WOPR4 was held in San Diego, California on April, 2005, and was hosted by Intuit.
Henry Amistadi, Jonathan Bach, Scott Barber, Bill Barnett, Ross Collard, Julian Harty, Paul Holland, Chris Johnson, Philip Joung, Rauli Kaksonen, Michael Kelly, John McConda, Jude McQuaid, Mike Pearl, Gail Rutherford, Robert Sabourin, Bob Sklar, Rolend Stens, Keith Stobie, Mike Taute, Brian Tolly, Brian Warren, Nick Wolf
Theme: Testing Systems for Robustness
This workshop explores how to test systems and components to see if they fail, and whether and how they recover. We invite first-person presentations in the form of experience reports on this theme, from people who have participated in robustness testing. Research papers will also be considered, though the audience members mostly are working practitioners rather than academics.

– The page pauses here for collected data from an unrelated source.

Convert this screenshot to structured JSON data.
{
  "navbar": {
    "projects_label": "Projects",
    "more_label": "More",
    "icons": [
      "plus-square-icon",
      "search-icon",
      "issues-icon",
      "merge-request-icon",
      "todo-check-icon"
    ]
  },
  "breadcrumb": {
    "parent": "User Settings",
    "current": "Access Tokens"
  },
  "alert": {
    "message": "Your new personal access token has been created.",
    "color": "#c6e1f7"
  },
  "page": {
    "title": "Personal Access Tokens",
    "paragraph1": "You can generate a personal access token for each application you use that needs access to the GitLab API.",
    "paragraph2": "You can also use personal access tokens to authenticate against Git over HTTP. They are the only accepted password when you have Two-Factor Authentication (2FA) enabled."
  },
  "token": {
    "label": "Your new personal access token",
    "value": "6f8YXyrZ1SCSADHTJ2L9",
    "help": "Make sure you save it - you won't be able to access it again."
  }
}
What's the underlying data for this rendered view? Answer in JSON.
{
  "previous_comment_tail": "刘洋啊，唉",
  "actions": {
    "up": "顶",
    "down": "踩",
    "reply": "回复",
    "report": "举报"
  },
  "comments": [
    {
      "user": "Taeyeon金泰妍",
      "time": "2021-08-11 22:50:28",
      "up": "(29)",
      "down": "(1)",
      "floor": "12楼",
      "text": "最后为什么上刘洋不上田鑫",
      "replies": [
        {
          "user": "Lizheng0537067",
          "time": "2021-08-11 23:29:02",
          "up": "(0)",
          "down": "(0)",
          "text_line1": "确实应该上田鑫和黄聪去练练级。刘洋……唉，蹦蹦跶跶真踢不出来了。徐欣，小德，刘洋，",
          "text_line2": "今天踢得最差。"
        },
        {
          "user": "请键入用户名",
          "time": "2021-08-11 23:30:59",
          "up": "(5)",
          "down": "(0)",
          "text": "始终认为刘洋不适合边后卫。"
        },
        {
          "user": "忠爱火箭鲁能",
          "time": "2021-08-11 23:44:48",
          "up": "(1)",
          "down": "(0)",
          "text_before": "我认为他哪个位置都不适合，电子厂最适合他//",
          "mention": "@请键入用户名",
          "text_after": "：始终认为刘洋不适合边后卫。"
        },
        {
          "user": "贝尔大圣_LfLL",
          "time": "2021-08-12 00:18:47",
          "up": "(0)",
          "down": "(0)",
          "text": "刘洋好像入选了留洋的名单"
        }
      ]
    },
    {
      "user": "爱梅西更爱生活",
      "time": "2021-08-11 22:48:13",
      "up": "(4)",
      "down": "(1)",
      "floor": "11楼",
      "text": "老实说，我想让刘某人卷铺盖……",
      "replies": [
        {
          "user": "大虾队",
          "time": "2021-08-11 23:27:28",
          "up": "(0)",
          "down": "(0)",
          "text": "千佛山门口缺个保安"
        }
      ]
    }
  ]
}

For the purposes of this workshop, the following definitions will be utilized:
Robustness: Ability of a system to “take a licking and keep on ticking” because of overload, equipment malfunction, inadvertent operator error such as invalid input, malicious act, natural disaster, etc. If the system does fail, robustness includes its recoverability (ability to recover). May be measured or predicted in reliability terms like MTBF and MTTR. Other terms used in this context are dependability and survivability.

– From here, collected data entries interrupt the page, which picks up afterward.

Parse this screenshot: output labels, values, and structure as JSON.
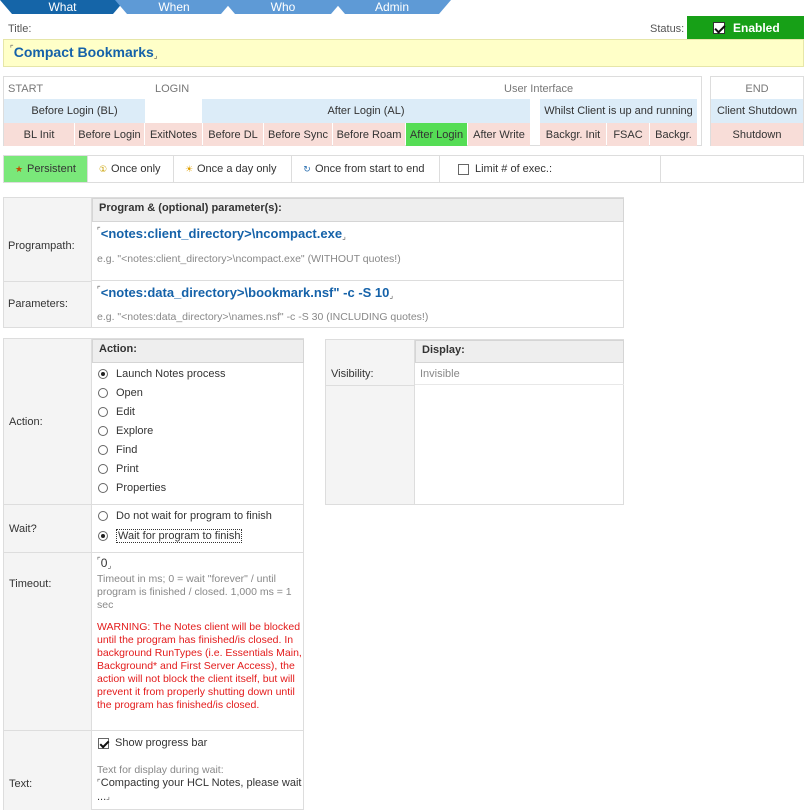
{
  "tabs": [
    {
      "label": "What"
    },
    {
      "label": "When"
    },
    {
      "label": "Who"
    },
    {
      "label": "Admin"
    }
  ],
  "title": {
    "label": "Title:",
    "value": "Compact Bookmarks"
  },
  "status": {
    "label": "Status:",
    "value": "Enabled"
  },
  "runtypes": {
    "groups": {
      "start": "START",
      "login": "LOGIN",
      "ui": "User Interface",
      "end": "END"
    },
    "phases": {
      "before_login": "Before Login (BL)",
      "after_login": "After Login (AL)",
      "whilst": "Whilst Client is up and running",
      "client_shutdown": "Client Shutdown"
    },
    "types": {
      "bl_init": "BL Init",
      "before_login": "Before Login",
      "exitnotes": "ExitNotes",
      "before_dl": "Before DL",
      "before_sync": "Before Sync",
      "before_roam": "Before Roam",
      "after_login": "After Login",
      "after_write": "After Write",
      "backgr_init": "Backgr. Init",
      "fsac": "FSAC",
      "backgr": "Backgr.",
      "shutdown": "Shutdown"
    }
  },
  "frequency": {
    "persistent": "Persistent",
    "once_only": "Once only",
    "once_a_day": "Once a day only",
    "once_start_end": "Once from start to end",
    "limit": "Limit # of exec.:"
  },
  "program": {
    "header": "Program & (optional) parameter(s):",
    "programpath_label": "Programpath:",
    "programpath_value": "<notes:client_directory>\\ncompact.exe",
    "programpath_hint": "e.g. \"<notes:client_directory>\\ncompact.exe\" (WITHOUT quotes!)",
    "parameters_label": "Parameters:",
    "parameters_value": "<notes:data_directory>\\bookmark.nsf\" -c -S 10",
    "parameters_hint": "e.g. \"<notes:data_directory>\\names.nsf\" -c -S 30 (INCLUDING quotes!)"
  },
  "action": {
    "header": "Action:",
    "label": "Action:",
    "options": [
      "Launch Notes process",
      "Open",
      "Edit",
      "Explore",
      "Find",
      "Print",
      "Properties"
    ],
    "selected": 0
  },
  "wait": {
    "label": "Wait?",
    "no_wait": "Do not wait for program to finish",
    "wait": "Wait for program to finish"
  },
  "timeout": {
    "label": "Timeout:",
    "value": "0",
    "hint": "Timeout in ms; 0 = wait \"forever\" / until program is finished / closed. 1,000 ms = 1 sec",
    "warning": "WARNING: The Notes client will be blocked until the program has finished/is closed. In background RunTypes (i.e. Essentials Main, Background* and First Server Access), the action will not block the client itself, but will prevent it from properly shutting down until the program has finished/is closed."
  },
  "text": {
    "label": "Text:",
    "show_progress": "Show progress bar",
    "hint": "Text for display during wait:",
    "value": "Compacting your HCL Notes, please wait ..."
  },
  "display": {
    "header": "Display:",
    "visibility_label": "Visibility:",
    "visibility_value": "Invisible"
  },
  "colors": {
    "accent": "#1565a8",
    "enabled": "#17a017",
    "selected": "#55dd55",
    "warning": "#e31b1b"
  }
}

Robustness Testing: Checking whether a system adequately prevents, detects and recovers from operational problems such as downed network connections, data bases which become unavailable, equipment failures and operator errors. Also called rainy day testing (as opposed to sunny day testing).

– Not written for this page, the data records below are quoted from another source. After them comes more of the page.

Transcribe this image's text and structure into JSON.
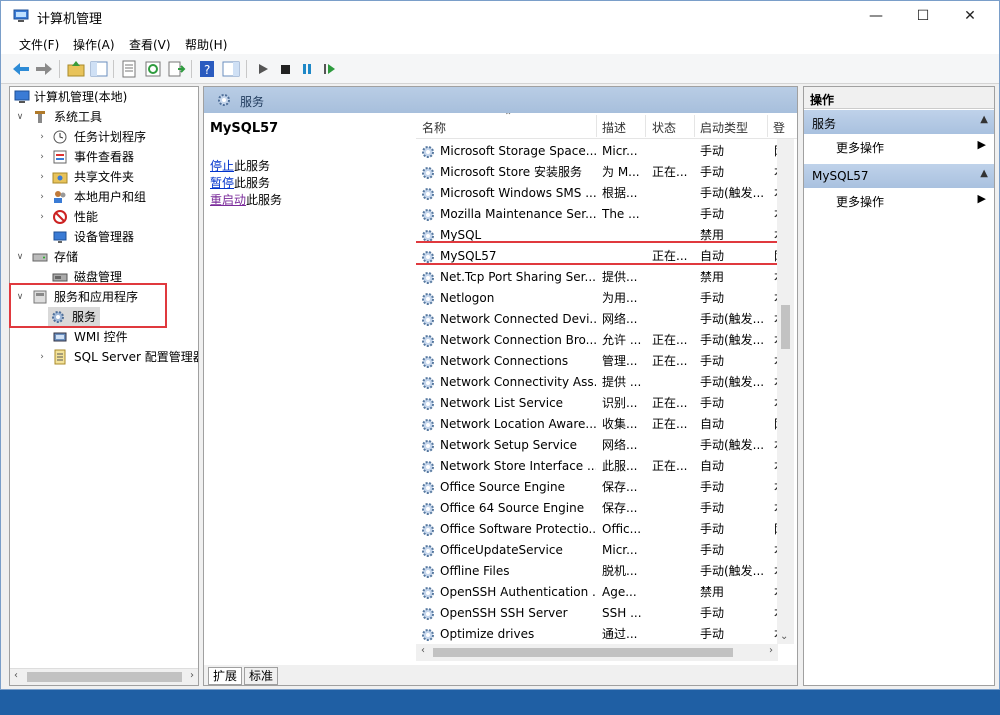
{
  "window": {
    "title": "计算机管理",
    "min_icon": "—",
    "max_icon": "☐",
    "close_icon": "✕"
  },
  "menu": [
    "文件(F)",
    "操作(A)",
    "查看(V)",
    "帮助(H)"
  ],
  "tree": {
    "root": "计算机管理(本地)",
    "system_tools": "系统工具",
    "task_scheduler": "任务计划程序",
    "event_viewer": "事件查看器",
    "shared_folders": "共享文件夹",
    "local_users": "本地用户和组",
    "performance": "性能",
    "device_manager": "设备管理器",
    "storage": "存储",
    "disk_management": "磁盘管理",
    "services_apps": "服务和应用程序",
    "services": "服务",
    "wmi": "WMI 控件",
    "sql_server": "SQL Server 配置管理器"
  },
  "center": {
    "header": "服务",
    "selected_service": "MySQL57",
    "actions": [
      {
        "link": "停止",
        "rest": "此服务"
      },
      {
        "link": "暂停",
        "rest": "此服务"
      },
      {
        "link": "重启动",
        "rest": "此服务"
      }
    ],
    "columns": {
      "name": "名称",
      "desc": "描述",
      "status": "状态",
      "startup": "启动类型",
      "logon": "登"
    },
    "services": [
      {
        "name": "Microsoft Storage Space...",
        "desc": "Micr...",
        "status": "",
        "startup": "手动",
        "logon": "网"
      },
      {
        "name": "Microsoft Store 安装服务",
        "desc": "为 M...",
        "status": "正在...",
        "startup": "手动",
        "logon": "本"
      },
      {
        "name": "Microsoft Windows SMS ...",
        "desc": "根据...",
        "status": "",
        "startup": "手动(触发...",
        "logon": "本"
      },
      {
        "name": "Mozilla Maintenance Ser...",
        "desc": "The ...",
        "status": "",
        "startup": "手动",
        "logon": "本"
      },
      {
        "name": "MySQL",
        "desc": "",
        "status": "",
        "startup": "禁用",
        "logon": "本"
      },
      {
        "name": "MySQL57",
        "desc": "",
        "status": "正在...",
        "startup": "自动",
        "logon": "网"
      },
      {
        "name": "Net.Tcp Port Sharing Ser...",
        "desc": "提供...",
        "status": "",
        "startup": "禁用",
        "logon": "本"
      },
      {
        "name": "Netlogon",
        "desc": "为用...",
        "status": "",
        "startup": "手动",
        "logon": "本"
      },
      {
        "name": "Network Connected Devi...",
        "desc": "网络...",
        "status": "",
        "startup": "手动(触发...",
        "logon": "本"
      },
      {
        "name": "Network Connection Bro...",
        "desc": "允许 ...",
        "status": "正在...",
        "startup": "手动(触发...",
        "logon": "本"
      },
      {
        "name": "Network Connections",
        "desc": "管理...",
        "status": "正在...",
        "startup": "手动",
        "logon": "本"
      },
      {
        "name": "Network Connectivity Ass...",
        "desc": "提供 ...",
        "status": "",
        "startup": "手动(触发...",
        "logon": "本"
      },
      {
        "name": "Network List Service",
        "desc": "识别...",
        "status": "正在...",
        "startup": "手动",
        "logon": "本"
      },
      {
        "name": "Network Location Aware...",
        "desc": "收集...",
        "status": "正在...",
        "startup": "自动",
        "logon": "网"
      },
      {
        "name": "Network Setup Service",
        "desc": "网络...",
        "status": "",
        "startup": "手动(触发...",
        "logon": "本"
      },
      {
        "name": "Network Store Interface ...",
        "desc": "此服...",
        "status": "正在...",
        "startup": "自动",
        "logon": "本"
      },
      {
        "name": "Office  Source Engine",
        "desc": "保存...",
        "status": "",
        "startup": "手动",
        "logon": "本"
      },
      {
        "name": "Office 64 Source Engine",
        "desc": "保存...",
        "status": "",
        "startup": "手动",
        "logon": "本"
      },
      {
        "name": "Office Software Protectio...",
        "desc": "Offic...",
        "status": "",
        "startup": "手动",
        "logon": "网"
      },
      {
        "name": "OfficeUpdateService",
        "desc": "Micr...",
        "status": "",
        "startup": "手动",
        "logon": "本"
      },
      {
        "name": "Offline Files",
        "desc": "脱机...",
        "status": "",
        "startup": "手动(触发...",
        "logon": "本"
      },
      {
        "name": "OpenSSH Authentication ...",
        "desc": "Age...",
        "status": "",
        "startup": "禁用",
        "logon": "本"
      },
      {
        "name": "OpenSSH SSH Server",
        "desc": "SSH ...",
        "status": "",
        "startup": "手动",
        "logon": "本"
      },
      {
        "name": "Optimize drives",
        "desc": "通过...",
        "status": "",
        "startup": "手动",
        "logon": "本"
      }
    ],
    "tabs": [
      "扩展",
      "标准"
    ]
  },
  "actions": {
    "title": "操作",
    "sections": [
      {
        "title": "服务",
        "item": "更多操作"
      },
      {
        "title": "MySQL57",
        "item": "更多操作"
      }
    ]
  },
  "colors": {
    "highlight": "#e0393e",
    "header_bg": "#b9cde5",
    "link": "#0033cc"
  }
}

Some examples of potential experience reports include, but are not limited to:
– Testing for Stability, Security, Recoverability and Survivability when faced with accidental, intentional and/or malicious/ acts of invalid input and/or security related attacks.
– Testing to uncover failures due to inclement environmental or operating conditions:such as equipment or (software) component failures, errors returned by other components or systems, power outages, etc.
Please note, there is no place for marketing or tutorials at WOPR. Also remember that the audience will be asking detailed questions about your experience and typically expect to see actual data.